SH2 domain containing 3C, also known as SH2D3C, is a protein that in humans is encoded by the SH2D3C gene.

Function 

Sh2d3c is a gene on human chromosome 9 that encodes an SH2 domain containing protein known as NSP3.  The mouse homologue is found on chromosome 2.  The NSP (Novel SH2-containing Protein) family of proteins contains three members, NSP1, NSP2, and NSP3 (this protein), all of which have a similar architecture, with an N-terminal SH2 domain, a proline serine rich region, which contains consensus sequences for MAP kinase substrates, and a conserved C-terminus, which binds to the Cas family of adapter proteins, and also shows homology to GEF domains.

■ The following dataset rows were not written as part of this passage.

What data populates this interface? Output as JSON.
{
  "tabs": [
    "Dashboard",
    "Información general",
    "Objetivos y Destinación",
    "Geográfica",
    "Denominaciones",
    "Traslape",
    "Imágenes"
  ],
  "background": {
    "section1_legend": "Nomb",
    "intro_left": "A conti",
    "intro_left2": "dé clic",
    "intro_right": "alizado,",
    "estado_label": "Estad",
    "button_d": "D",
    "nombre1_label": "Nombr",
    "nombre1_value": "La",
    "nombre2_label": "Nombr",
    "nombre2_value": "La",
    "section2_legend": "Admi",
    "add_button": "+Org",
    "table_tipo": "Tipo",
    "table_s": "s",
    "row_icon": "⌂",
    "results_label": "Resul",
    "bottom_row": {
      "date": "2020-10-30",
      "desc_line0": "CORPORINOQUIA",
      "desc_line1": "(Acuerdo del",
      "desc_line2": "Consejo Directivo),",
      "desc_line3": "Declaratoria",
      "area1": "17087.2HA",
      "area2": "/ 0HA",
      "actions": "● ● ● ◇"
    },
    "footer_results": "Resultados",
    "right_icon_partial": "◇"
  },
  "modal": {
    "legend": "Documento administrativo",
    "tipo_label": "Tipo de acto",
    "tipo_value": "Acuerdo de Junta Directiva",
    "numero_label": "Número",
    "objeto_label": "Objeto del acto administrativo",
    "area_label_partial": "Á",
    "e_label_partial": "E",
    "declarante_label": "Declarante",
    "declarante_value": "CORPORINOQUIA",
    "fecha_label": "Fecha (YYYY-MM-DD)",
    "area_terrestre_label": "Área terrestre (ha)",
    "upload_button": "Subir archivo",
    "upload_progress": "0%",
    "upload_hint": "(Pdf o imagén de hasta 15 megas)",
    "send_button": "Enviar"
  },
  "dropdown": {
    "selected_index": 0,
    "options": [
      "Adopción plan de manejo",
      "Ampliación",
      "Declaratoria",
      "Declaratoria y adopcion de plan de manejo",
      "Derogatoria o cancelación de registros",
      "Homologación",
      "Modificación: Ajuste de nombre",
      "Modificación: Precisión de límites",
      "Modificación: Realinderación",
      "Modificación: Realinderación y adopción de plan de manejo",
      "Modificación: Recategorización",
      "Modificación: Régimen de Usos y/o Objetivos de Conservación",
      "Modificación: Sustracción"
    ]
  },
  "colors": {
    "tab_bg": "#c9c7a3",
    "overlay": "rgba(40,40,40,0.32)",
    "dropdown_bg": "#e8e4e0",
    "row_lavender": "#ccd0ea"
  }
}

NSP3 was originally identified by three independent groups of researchers.  The mouse homologue of NSP3 has been shown to have two distinct isoforms, generated by alternative splicing, that are expressed in different tissues.  The shorter isoform, known as Chat (Cas/Hef1 associated signal transducer) is expressed in brain, lung, heart, kidney, muscle, liver, and intestine, while the larger isoform, known as Chat-H (the "H" is for Hematopoietic), is expressed in spleen, thymus, and lymph nodes.  The two isoforms differ only in their N-terminus, which has been shown by one group to be important for membrane localization.

Through its interaction with Hef1, Chat-H, has been shown to be an important regulator of lymphocyte adhesion, acting upstream of Rap1 in the integrin activation pathway.